El pasillo resonó con los ruidosos golpes y portazos de los casilleros.

Jaejoong suspiró, abriendo el suyo silenciosamente. Tiró dentro su libro de texto, inclinándose para tomar otro.

“¿Qué clase te toca ahora?” su amigo le preguntó desde atrás suyo.

“Administración. ¿Por qué?” preguntó el moreno, luchando con el cierre de su mochila. Las clases se le estaban pasando muy lento hoy. Administración era apenas su tercera clase.

“¿Podrías ayudarme con mi situación amorosa?” suplicó el enano adolescente. “¿Por favor? Necesito mucha ayuda.”

Jaejoong le dio una mirada, cruzando los brazos. “Junsu, no quiero ser malo, pero ella ni siquiera sabe que existes. Nunca hubiera funcionado algo entre ustedes. Y es una perra, de todos modos.”

Junsu lo miró fijamente con la boca abierta. “…¿Y estás tratando de no ser malo?”

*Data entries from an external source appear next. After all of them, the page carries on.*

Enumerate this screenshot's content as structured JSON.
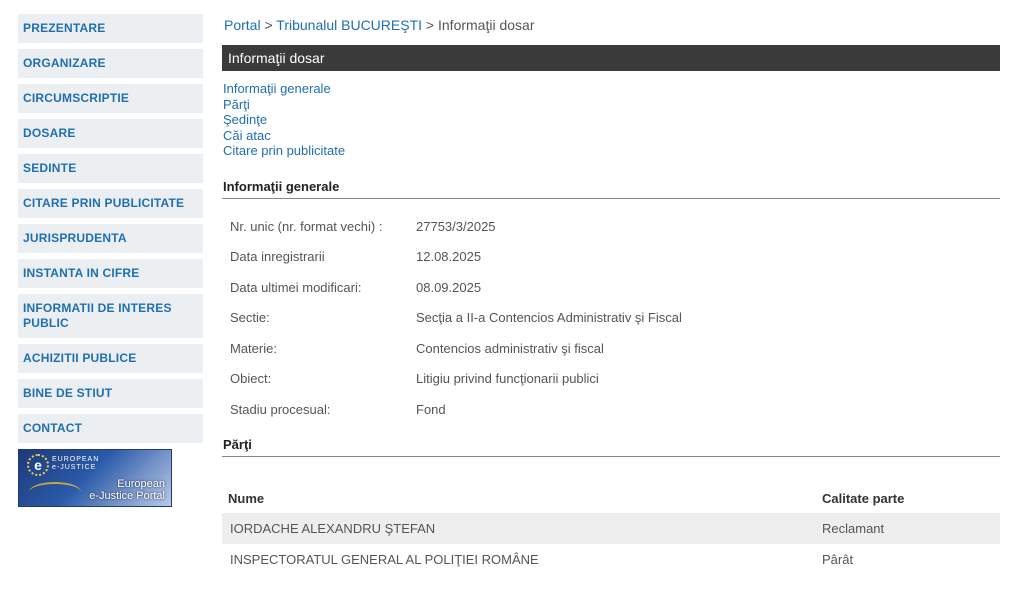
{
  "sidebar": {
    "items": [
      {
        "label": "PREZENTARE"
      },
      {
        "label": "ORGANIZARE"
      },
      {
        "label": "CIRCUMSCRIPTIE"
      },
      {
        "label": "DOSARE"
      },
      {
        "label": "SEDINTE"
      },
      {
        "label": "CITARE PRIN PUBLICITATE"
      },
      {
        "label": "JURISPRUDENTA"
      },
      {
        "label": "INSTANTA IN CIFRE"
      },
      {
        "label": "INFORMATII DE INTERES PUBLIC"
      },
      {
        "label": "ACHIZITII PUBLICE"
      },
      {
        "label": "BINE DE STIUT"
      },
      {
        "label": "CONTACT"
      }
    ],
    "banner": {
      "logo_small": "EUROPEAN\ne-JUSTICE",
      "text_line1": "European",
      "text_line2": "e-Justice Portal"
    }
  },
  "breadcrumb": {
    "portal": "Portal",
    "sep1": " > ",
    "tribunal": "Tribunalul BUCUREŞTI",
    "sep2": " > ",
    "current": "Informaţii dosar"
  },
  "title_bar": "Informaţii dosar",
  "links": [
    "Informaţii generale",
    "Părţi",
    "Şedinţe",
    "Căi atac",
    "Citare prin publicitate"
  ],
  "general": {
    "heading": "Informaţii generale",
    "rows": [
      {
        "label": "Nr. unic (nr. format vechi) :",
        "value": "27753/3/2025"
      },
      {
        "label": "Data inregistrarii",
        "value": "12.08.2025"
      },
      {
        "label": "Data ultimei modificari:",
        "value": "08.09.2025"
      },
      {
        "label": "Sectie:",
        "value": "Secţia a II-a Contencios Administrativ şi Fiscal"
      },
      {
        "label": "Materie:",
        "value": "Contencios administrativ şi fiscal"
      },
      {
        "label": "Obiect:",
        "value": "Litigiu privind funcţionarii publici"
      },
      {
        "label": "Stadiu procesual:",
        "value": "Fond"
      }
    ]
  },
  "parti": {
    "heading": "Părţi",
    "columns": [
      "Nume",
      "Calitate parte"
    ],
    "rows": [
      {
        "nume": "IORDACHE ALEXANDRU ŞTEFAN",
        "calitate": "Reclamant"
      },
      {
        "nume": "INSPECTORATUL GENERAL AL POLIŢIEI ROMÂNE",
        "calitate": "Pârât"
      }
    ]
  }
}
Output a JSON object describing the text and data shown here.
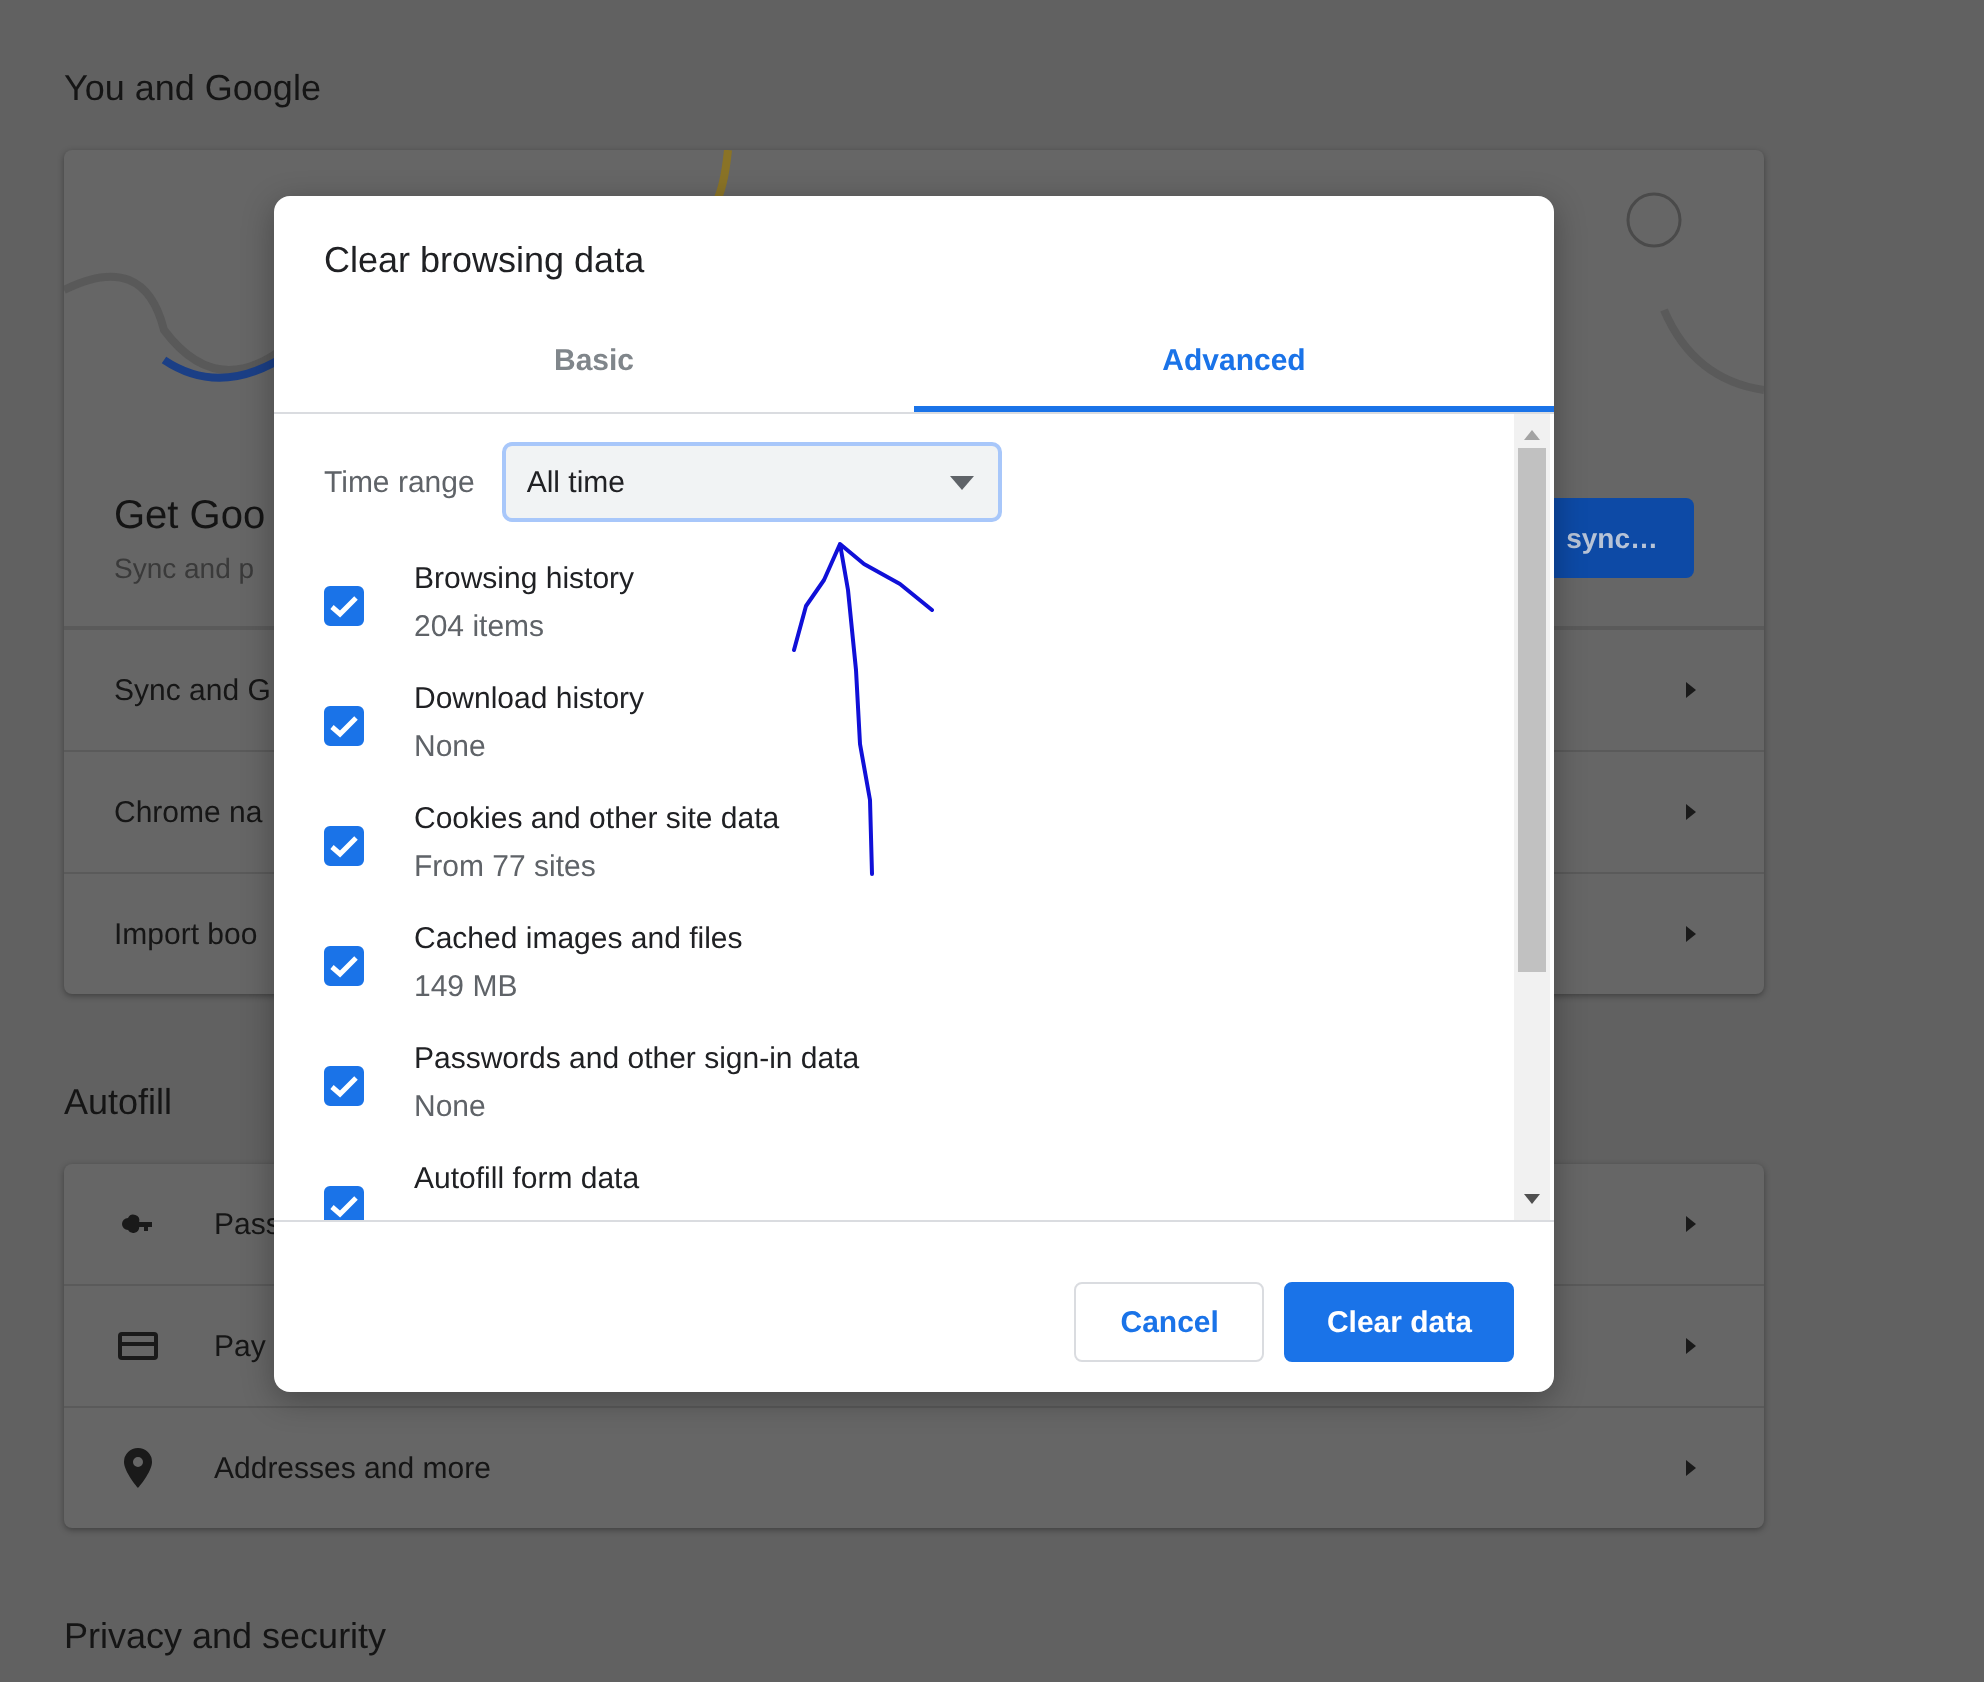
{
  "background_page": {
    "you_and_google": {
      "title": "You and Google",
      "profile": {
        "heading": "Get Goo",
        "subtitle": "Sync and p",
        "button": "sync…"
      },
      "rows": [
        {
          "label": "Sync and G"
        },
        {
          "label": "Chrome na"
        },
        {
          "label": "Import boo"
        }
      ]
    },
    "autofill": {
      "title": "Autofill",
      "rows": [
        {
          "label": "Pass"
        },
        {
          "label": "Pay"
        },
        {
          "label": "Addresses and more"
        }
      ]
    },
    "privacy_title": "Privacy and security"
  },
  "dialog": {
    "title": "Clear browsing data",
    "tabs": [
      {
        "label": "Basic",
        "selected": false
      },
      {
        "label": "Advanced",
        "selected": true
      }
    ],
    "time_range": {
      "label": "Time range",
      "value": "All time"
    },
    "items": [
      {
        "label": "Browsing history",
        "detail": "204 items",
        "checked": true
      },
      {
        "label": "Download history",
        "detail": "None",
        "checked": true
      },
      {
        "label": "Cookies and other site data",
        "detail": "From 77 sites",
        "checked": true
      },
      {
        "label": "Cached images and files",
        "detail": "149 MB",
        "checked": true
      },
      {
        "label": "Passwords and other sign-in data",
        "detail": "None",
        "checked": true
      },
      {
        "label": "Autofill form data",
        "checked": true
      }
    ],
    "buttons": [
      {
        "label": "Cancel",
        "kind": "secondary"
      },
      {
        "label": "Clear data",
        "kind": "primary"
      }
    ]
  }
}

El más alto le sonrió simpáticamente. “Lo siento, pero es verdad.”

El casillero tras él se abrió, y repentinamente el aire se volvió tóxico. El moreno bajó la cabeza, sin voltearse a mirar al chico bronceado que estaba hurgando entre sus cosas descuidadamente.

Los ojos de Junsu se estrecharon en confusión. “¿Hyung? ¿Estás bien?” Luego miró más allá de su amigo al joven que ahora estaba escribiéndose algo en la mano con marcador permanente. “¡Oh! ¡Yunho-ssi!”

El chico alto se volvió a mirarlo con curiosidad, aquietándose cuando cruzó miradas con Jaejoong. Ambos miraron hacia otro lado. Le levantó una ceja al bajito. “¿Qué? Y no me llames ssi.”

El delfín jugueteó con sus dedos nerviosamente, mordiendo su labio. “Um… Yunho…-hyung… Quería preguntarte cuándo eran las próximas pruebas para el equipo de fútbol.”

“Ni idea,” murmuró Yunho, encogiéndose de hombros. “Lo dejé ayer.”

El moreno aguzó el oído ante eso, pero Yunho no pareció notarlo.

Junsu hizo un puchero. “Demonios, y yo que esperaba poder ser parte del equipo.”

“¿Lo dejaste?” Jaejoong preguntó antes de poder detenerse.

Ambos chicos lo miraron. Yunho no dijo nada.

Junsu asintió; sonriéndole un poco a su amigo. “Él era genial, ¿verdad?”

Yunho se mofó, cerrando su casillero de un portazo. Ni siquiera le dirigió una mirada al moreno antes de irse dando zancadas, arrojando la mochila sobre su hombro perezosamente. Jaejoong  bajó la mirada cuando el chico le pasó por el costado. En serio, ¿por qué siquiera lo intentaba?

Su amigo lo miró con curiosidad, posando la vista entre él y el cuerpo retirándose. “Hey, ¿lo conoces?” preguntó finalmente, rascando su cabeza.

El moreno se pasó  una mano por el cabello tristemente. “Somos gemelos,” le dijo sin miramientos, dando un paso hacia su salón de clases.

Junsu farfulló, “Espera, ¿qué?”

Pero Jaejoong ya se había ido, escapando hacia la clase de Administración. Suspiró, dejándose caer en su banco. Estúpido. Había sido estúpido decirle algo a su hermano.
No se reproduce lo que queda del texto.